Frederic Gonzalo’s Blog

The Next Big Thing In Visual Storytelling? Destination Selfies

Travel marketing experts are often among leaders using digital marketing and social media to convey their message and connect with travelers and potential clientele. A while back I shared with you 4 creative uses for Instagram in destination marketing, and many more hospitality stakeholders have since embraced the power of photos and videos to tell their story and get customer engagement, prior to, during and after their trip.

Instagram continues to makes strides within the travel marketing realm, as travelers and travel brands alike grow to appreciate and use the mobile application acquired by Facebook back in 2012.

In August, Instagram announced it will evolve and move away from its known square-photo format in order to allow panoramic shots as well. Not to mention ads now rolling out to mainstream access…

Destination Selfies, Japanese Style!

And then Tourism Australia comes along, with its Giga Selfie initiative. As you can see in the video below, this campaign aims the Japanese traveler market, tapping into an already hugely popular phenomenon – taking selfies – and bringing it to the next level through this new feature.

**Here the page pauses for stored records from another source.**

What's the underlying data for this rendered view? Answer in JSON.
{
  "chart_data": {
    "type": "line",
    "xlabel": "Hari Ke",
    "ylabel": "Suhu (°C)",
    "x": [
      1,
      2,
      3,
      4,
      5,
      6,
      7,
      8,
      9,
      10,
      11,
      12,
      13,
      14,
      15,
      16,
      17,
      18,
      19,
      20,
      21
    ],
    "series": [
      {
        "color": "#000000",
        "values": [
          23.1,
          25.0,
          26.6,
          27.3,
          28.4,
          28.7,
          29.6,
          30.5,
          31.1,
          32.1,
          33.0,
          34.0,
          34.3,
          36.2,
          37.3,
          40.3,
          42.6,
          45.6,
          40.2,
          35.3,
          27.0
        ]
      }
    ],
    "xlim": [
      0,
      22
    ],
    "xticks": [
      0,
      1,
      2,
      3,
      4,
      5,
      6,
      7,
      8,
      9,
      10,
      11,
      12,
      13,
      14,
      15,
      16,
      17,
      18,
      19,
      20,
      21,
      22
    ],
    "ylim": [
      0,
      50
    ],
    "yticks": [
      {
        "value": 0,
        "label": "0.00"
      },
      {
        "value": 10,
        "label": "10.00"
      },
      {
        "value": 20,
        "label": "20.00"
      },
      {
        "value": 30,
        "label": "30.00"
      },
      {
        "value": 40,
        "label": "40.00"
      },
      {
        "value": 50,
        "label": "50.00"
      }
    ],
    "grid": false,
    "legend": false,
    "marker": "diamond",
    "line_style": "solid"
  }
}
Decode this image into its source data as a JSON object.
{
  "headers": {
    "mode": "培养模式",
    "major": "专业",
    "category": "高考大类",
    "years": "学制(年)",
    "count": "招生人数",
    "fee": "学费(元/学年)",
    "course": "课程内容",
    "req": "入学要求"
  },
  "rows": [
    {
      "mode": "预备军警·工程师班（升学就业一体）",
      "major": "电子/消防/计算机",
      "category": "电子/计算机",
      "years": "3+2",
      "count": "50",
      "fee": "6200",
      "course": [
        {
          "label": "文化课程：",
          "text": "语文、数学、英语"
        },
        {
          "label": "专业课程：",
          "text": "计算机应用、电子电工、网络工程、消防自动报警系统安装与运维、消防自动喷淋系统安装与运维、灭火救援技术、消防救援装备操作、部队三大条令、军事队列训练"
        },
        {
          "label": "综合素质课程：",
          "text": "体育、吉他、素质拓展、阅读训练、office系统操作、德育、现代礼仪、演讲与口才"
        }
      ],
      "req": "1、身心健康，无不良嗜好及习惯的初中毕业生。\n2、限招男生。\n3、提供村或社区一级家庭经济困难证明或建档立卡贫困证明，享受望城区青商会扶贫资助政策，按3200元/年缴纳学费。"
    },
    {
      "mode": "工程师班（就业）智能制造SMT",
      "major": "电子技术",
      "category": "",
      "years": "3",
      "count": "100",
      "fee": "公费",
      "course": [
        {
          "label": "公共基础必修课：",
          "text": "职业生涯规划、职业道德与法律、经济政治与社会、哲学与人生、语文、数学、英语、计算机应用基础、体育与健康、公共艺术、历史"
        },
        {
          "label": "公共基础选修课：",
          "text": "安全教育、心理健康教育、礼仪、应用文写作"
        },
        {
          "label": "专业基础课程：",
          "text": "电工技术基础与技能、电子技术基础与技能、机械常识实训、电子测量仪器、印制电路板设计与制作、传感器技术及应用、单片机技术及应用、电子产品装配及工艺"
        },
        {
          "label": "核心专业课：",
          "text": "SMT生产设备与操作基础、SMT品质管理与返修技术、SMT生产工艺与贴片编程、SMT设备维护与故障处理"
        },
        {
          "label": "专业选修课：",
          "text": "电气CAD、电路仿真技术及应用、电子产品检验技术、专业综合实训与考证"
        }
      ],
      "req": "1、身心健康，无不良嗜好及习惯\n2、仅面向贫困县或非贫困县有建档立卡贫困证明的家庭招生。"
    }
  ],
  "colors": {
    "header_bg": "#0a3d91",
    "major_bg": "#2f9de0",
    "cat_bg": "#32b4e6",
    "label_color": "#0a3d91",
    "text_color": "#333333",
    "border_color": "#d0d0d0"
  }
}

In selected destinations, such a Gold Coast over the past weekend, Japanese travelers (or anybody using the Japanese language mobile application) can snap pictures of themselves… and reveal lots more about the location where they are at! A great way to show more and influence travelers’ circles of friends and colleagues back in Japan.

Note that Japan is an important country to Tourism Australia with more than 320,000 travelers in the past year, representing $1.4 billion in visitor spend.

How long until we see a similar campaign here in North America or in another friendly country?

Bringing it offline

Still, I am curious to see how this campaign will play out and how it will be promoted to Japanese travelers, and perhaps eventually other countries too. You see, one of the biggest challenges in getting traction for these types of initiatives is to reach a critical mass of people participating.

Which is why an offline component is usually required in order to take people by the hand and motivate their participation.

#VisitPhilly campaign offline

The above picture, a big chair promoting the #VisitPhilly hashtag aligned with Philadelphia’s ongoing “With Love” campaign is a great example. Many other destinations, hotels and attractions have also caught on and put up billboards, signs or photo ops to let people know of the campaign hashtag to use, making it easier for travelers to tell their story.

Now if we could see what was actually behind the above chair with a GIGA-like initiative, wouldn’t that be cool? DMO marketing managers, take note!